HUMANS LIVES THEIR lives trapped in a glass cage of perception. You can only see a limited range of visible light, you can only taste a limited range of tastes, you can only hear a limited range of sounds. Them’s the evolutionary breaks.
But machines can kind of leapfrog over the limitations of natural selection. By creating advanced robots, humans have invented a new kind of being, one that can theoretically sense a far greater range of stimuli. Which is presenting roboticists with some fascinating challenges, not only in creating artificial senses of touch and taste, but in figuring out what robots should ignore in a human world.
Take sound. I’m not talking about speech—that’s easy enough for machines to recognize at this point—but the galaxy of other sounds a robot would encounter. This is the domain of a company called Audio Analytic, which has developed a system for devices like smart speakers to detect non-speech noises, like the crash of broken glass (could be good for security bots) or the whining of sirens (could be good for self-driving cars).

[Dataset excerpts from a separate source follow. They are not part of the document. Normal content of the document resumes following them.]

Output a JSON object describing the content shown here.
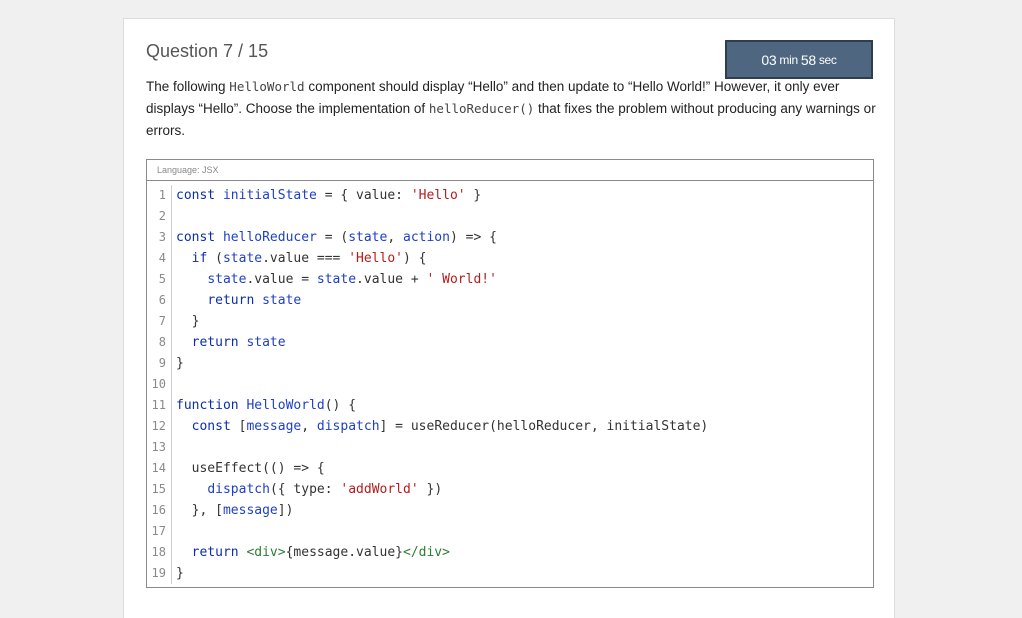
{
  "question": {
    "label": "Question 7 / 15"
  },
  "timer": {
    "minutes": "03",
    "min_unit": "min",
    "seconds": "58",
    "sec_unit": "sec"
  },
  "prompt": {
    "part1": "The following ",
    "component": "HelloWorld",
    "part2": " component should display “Hello” and then update to “Hello World!” However, it only ever displays “Hello”. Choose the implementation of ",
    "reducer": "helloReducer()",
    "part3": " that fixes the problem without producing any warnings or errors."
  },
  "code": {
    "language_label": "Language: JSX",
    "lines": [
      {
        "n": "1",
        "tokens": [
          [
            "kw",
            "const "
          ],
          [
            "fn",
            "initialState"
          ],
          [
            "plain",
            " = { value: "
          ],
          [
            "str",
            "'Hello'"
          ],
          [
            "plain",
            " }"
          ]
        ]
      },
      {
        "n": "2",
        "tokens": []
      },
      {
        "n": "3",
        "tokens": [
          [
            "kw",
            "const "
          ],
          [
            "fn",
            "helloReducer"
          ],
          [
            "plain",
            " = ("
          ],
          [
            "fn",
            "state"
          ],
          [
            "plain",
            ", "
          ],
          [
            "fn",
            "action"
          ],
          [
            "plain",
            ") => {"
          ]
        ]
      },
      {
        "n": "4",
        "tokens": [
          [
            "plain",
            "  "
          ],
          [
            "kw",
            "if"
          ],
          [
            "plain",
            " ("
          ],
          [
            "fn",
            "state"
          ],
          [
            "plain",
            ".value === "
          ],
          [
            "str",
            "'Hello'"
          ],
          [
            "plain",
            ") {"
          ]
        ]
      },
      {
        "n": "5",
        "tokens": [
          [
            "plain",
            "    "
          ],
          [
            "fn",
            "state"
          ],
          [
            "plain",
            ".value = "
          ],
          [
            "fn",
            "state"
          ],
          [
            "plain",
            ".value + "
          ],
          [
            "str",
            "' World!'"
          ]
        ]
      },
      {
        "n": "6",
        "tokens": [
          [
            "plain",
            "    "
          ],
          [
            "kw",
            "return "
          ],
          [
            "fn",
            "state"
          ]
        ]
      },
      {
        "n": "7",
        "tokens": [
          [
            "plain",
            "  }"
          ]
        ]
      },
      {
        "n": "8",
        "tokens": [
          [
            "plain",
            "  "
          ],
          [
            "kw",
            "return "
          ],
          [
            "fn",
            "state"
          ]
        ]
      },
      {
        "n": "9",
        "tokens": [
          [
            "plain",
            "}"
          ]
        ]
      },
      {
        "n": "10",
        "tokens": []
      },
      {
        "n": "11",
        "tokens": [
          [
            "kw",
            "function "
          ],
          [
            "fn",
            "HelloWorld"
          ],
          [
            "plain",
            "() {"
          ]
        ]
      },
      {
        "n": "12",
        "tokens": [
          [
            "plain",
            "  "
          ],
          [
            "kw",
            "const "
          ],
          [
            "plain",
            "["
          ],
          [
            "fn",
            "message"
          ],
          [
            "plain",
            ", "
          ],
          [
            "fn",
            "dispatch"
          ],
          [
            "plain",
            "] = useReducer(helloReducer, initialState)"
          ]
        ]
      },
      {
        "n": "13",
        "tokens": []
      },
      {
        "n": "14",
        "tokens": [
          [
            "plain",
            "  useEffect(() => {"
          ]
        ]
      },
      {
        "n": "15",
        "tokens": [
          [
            "plain",
            "    "
          ],
          [
            "fn",
            "dispatch"
          ],
          [
            "plain",
            "({ type: "
          ],
          [
            "str",
            "'addWorld'"
          ],
          [
            "plain",
            " })"
          ]
        ]
      },
      {
        "n": "16",
        "tokens": [
          [
            "plain",
            "  }, ["
          ],
          [
            "fn",
            "message"
          ],
          [
            "plain",
            "])"
          ]
        ]
      },
      {
        "n": "17",
        "tokens": []
      },
      {
        "n": "18",
        "tokens": [
          [
            "plain",
            "  "
          ],
          [
            "kw",
            "return "
          ],
          [
            "tag",
            "<div>"
          ],
          [
            "plain",
            "{message.value}"
          ],
          [
            "tag",
            "</div>"
          ]
        ]
      },
      {
        "n": "19",
        "tokens": [
          [
            "plain",
            "}"
          ]
        ]
      }
    ]
  }
}
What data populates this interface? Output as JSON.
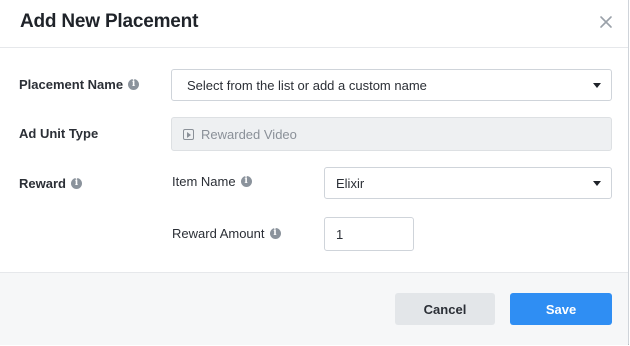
{
  "dialog": {
    "title": "Add New Placement",
    "close_icon": "close-icon"
  },
  "placement_name": {
    "label": "Placement Name",
    "info_icon": "info-icon",
    "select_placeholder": "Select from the list or add a custom name"
  },
  "ad_unit_type": {
    "label": "Ad Unit Type",
    "icon": "play-icon",
    "value": "Rewarded Video"
  },
  "reward": {
    "label": "Reward",
    "info_icon": "info-icon",
    "item_name": {
      "label": "Item Name",
      "value": "Elixir"
    },
    "reward_amount": {
      "label": "Reward Amount",
      "value": "1"
    }
  },
  "footer": {
    "cancel_label": "Cancel",
    "save_label": "Save"
  },
  "colors": {
    "primary": "#2f8ef3",
    "secondary_button": "#e3e6e9",
    "footer_background": "#f6f7f8"
  }
}
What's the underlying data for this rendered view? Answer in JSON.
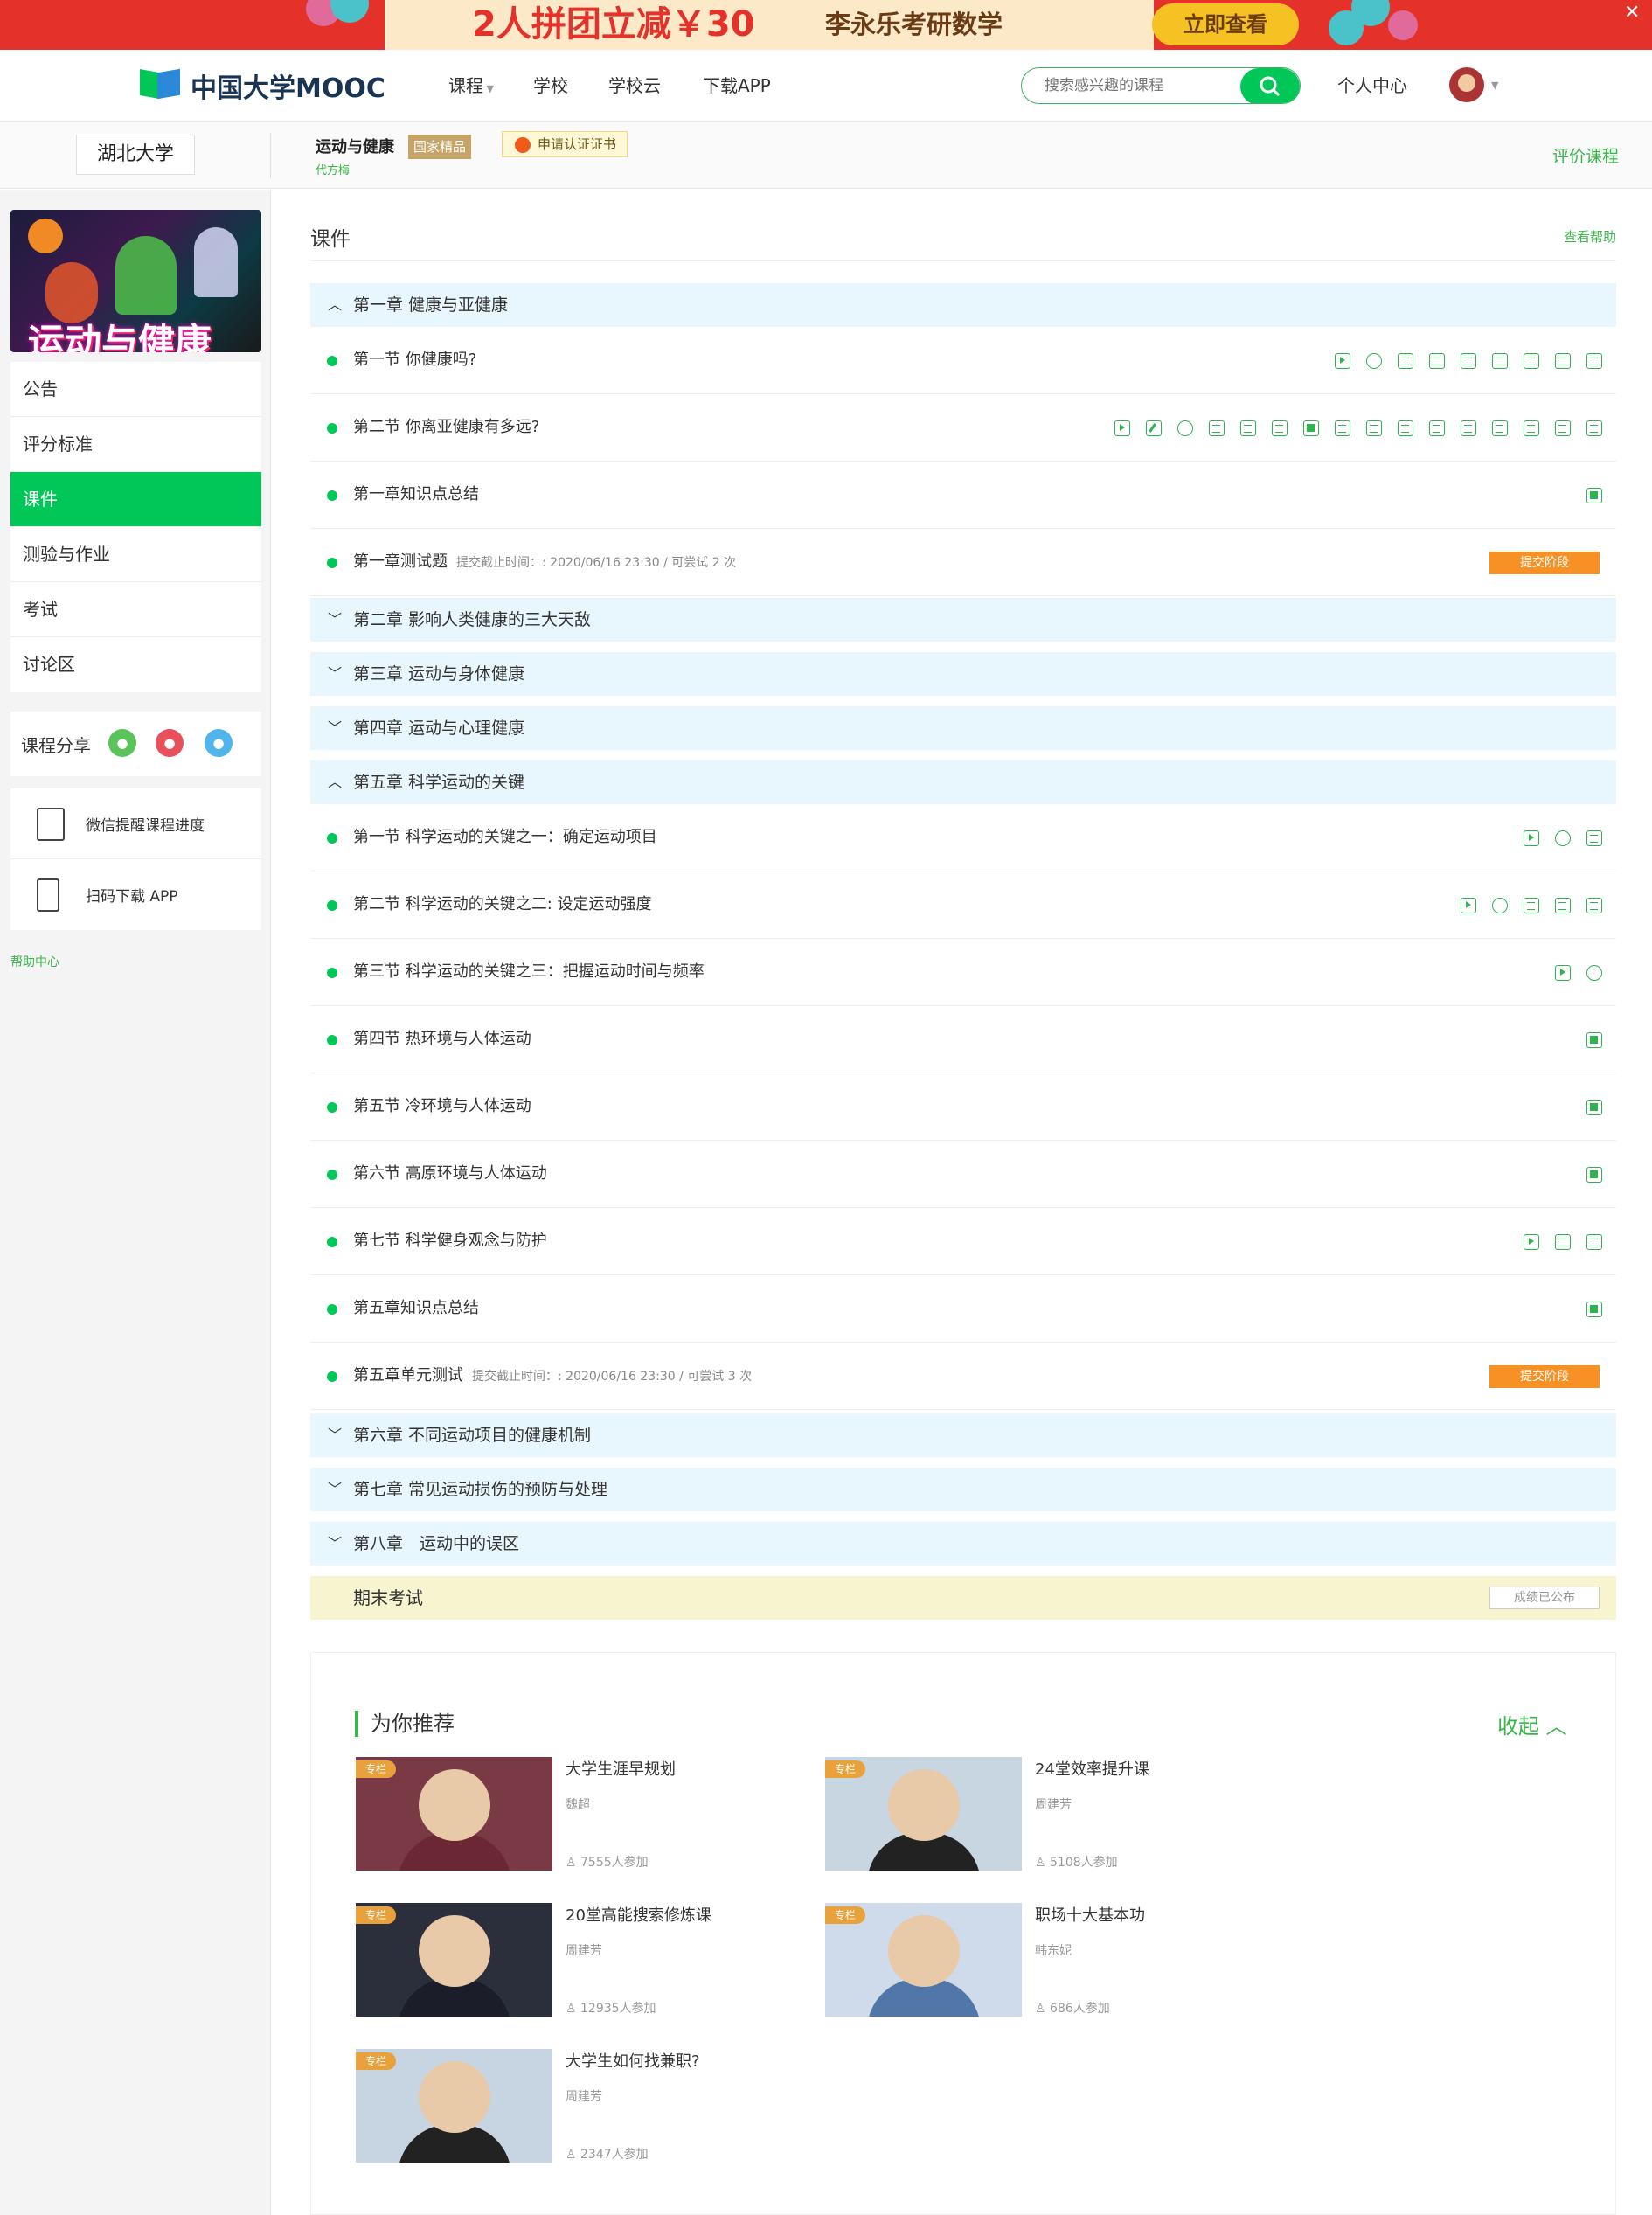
{
  "banner": {
    "text": "2人拼团立减￥30",
    "product": "李永乐考研数学",
    "button": "立即查看",
    "close": "✕"
  },
  "nav": {
    "logo": "中国大学MOOC",
    "items": [
      "课程",
      "学校",
      "学校云",
      "下载APP"
    ],
    "search_placeholder": "搜索感兴趣的课程",
    "personal": "个人中心"
  },
  "course": {
    "school": "湖北大学",
    "name": "运动与健康",
    "badge": "国家精品",
    "teacher": "代方梅",
    "cert": "申请认证证书",
    "rate": "评价课程"
  },
  "sidebar": {
    "banner_text": "运动与健康",
    "items": [
      {
        "label": "公告"
      },
      {
        "label": "评分标准"
      },
      {
        "label": "课件",
        "active": true
      },
      {
        "label": "测验与作业"
      },
      {
        "label": "考试"
      },
      {
        "label": "讨论区"
      }
    ],
    "share": "课程分享",
    "wechat_reminder": "微信提醒课程进度",
    "download_app": "扫码下载 APP",
    "help": "帮助中心"
  },
  "main": {
    "title": "课件",
    "help": "查看帮助",
    "chapters": [
      {
        "title": "第一章 健康与亚健康",
        "open": true
      },
      {
        "title": "第二章 影响人类健康的三大天敌",
        "open": false
      },
      {
        "title": "第三章 运动与身体健康",
        "open": false
      },
      {
        "title": "第四章 运动与心理健康",
        "open": false
      },
      {
        "title": "第五章 科学运动的关键",
        "open": true
      },
      {
        "title": "第六章 不同运动项目的健康机制",
        "open": false
      },
      {
        "title": "第七章 常见运动损伤的预防与处理",
        "open": false
      },
      {
        "title": "第八章　运动中的误区",
        "open": false
      }
    ],
    "ch1_rows": [
      {
        "title": "第一节 你健康吗?",
        "icons": [
          "v",
          "c",
          "d",
          "d",
          "d",
          "d",
          "d",
          "d",
          "d"
        ]
      },
      {
        "title": "第二节 你离亚健康有多远?",
        "icons": [
          "v",
          "e",
          "c",
          "d",
          "d",
          "d",
          "n",
          "d",
          "d",
          "d",
          "d",
          "d",
          "d",
          "d",
          "d",
          "d"
        ]
      },
      {
        "title": "第一章知识点总结",
        "icons": [
          "n"
        ]
      },
      {
        "title": "第一章测试题",
        "deadline": "提交截止时间：: 2020/06/16 23:30 / 可尝试 2 次",
        "button": "提交阶段"
      }
    ],
    "ch5_rows": [
      {
        "title": "第一节 科学运动的关键之一：确定运动项目",
        "icons": [
          "v",
          "c",
          "d"
        ]
      },
      {
        "title": "第二节 科学运动的关键之二: 设定运动强度",
        "icons": [
          "v",
          "c",
          "d",
          "d",
          "d"
        ]
      },
      {
        "title": "第三节 科学运动的关键之三：把握运动时间与频率",
        "icons": [
          "v",
          "c"
        ]
      },
      {
        "title": "第四节 热环境与人体运动",
        "icons": [
          "n"
        ]
      },
      {
        "title": "第五节 冷环境与人体运动",
        "icons": [
          "n"
        ]
      },
      {
        "title": "第六节 高原环境与人体运动",
        "icons": [
          "n"
        ]
      },
      {
        "title": "第七节 科学健身观念与防护",
        "icons": [
          "v",
          "d",
          "d"
        ]
      },
      {
        "title": "第五章知识点总结",
        "icons": [
          "n"
        ]
      },
      {
        "title": "第五章单元测试",
        "deadline": "提交截止时间：: 2020/06/16 23:30 / 可尝试 3 次",
        "button": "提交阶段"
      }
    ],
    "final": {
      "title": "期末考试",
      "status": "成绩已公布"
    }
  },
  "reco": {
    "title": "为你推荐",
    "collapse": "收起",
    "tag": "专栏",
    "cards": [
      {
        "title": "大学生涯早规划",
        "author": "魏超",
        "count": "7555人参加",
        "bg": "#7a3a45",
        "body": "#6b2733"
      },
      {
        "title": "24堂效率提升课",
        "author": "周建芳",
        "count": "5108人参加",
        "bg": "#c8d6e2",
        "body": "#222"
      },
      {
        "title": "20堂高能搜索修炼课",
        "author": "周建芳",
        "count": "12935人参加",
        "bg": "#2b2f3c",
        "body": "#1b1e28"
      },
      {
        "title": "职场十大基本功",
        "author": "韩东妮",
        "count": "686人参加",
        "bg": "#cfdaea",
        "body": "#5077a8"
      },
      {
        "title": "大学生如何找兼职?",
        "author": "周建芳",
        "count": "2347人参加",
        "bg": "#c7d5e3",
        "body": "#222"
      }
    ]
  }
}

Identifying those sounds in the world is a tough problem, because it works fundamentally differently than speech recognition. “There’s no language model driving the patterns of sound you’re looking for,” says Audio Analytic CEO Chris Mitchell. “So 20 or 30 years of research that went into language modeling doesn’t apply to sounds.” Convenient markers like the natural order of words or patterns of spoken sounds don’t work here, so Audio Analytic had to develop a system that breaks down sounds into building blocks, what they’re calling ideophones. This is essentially the quantification of onomatopoeia, like in the Adam West Batman series. You know, bang, kapow, etc.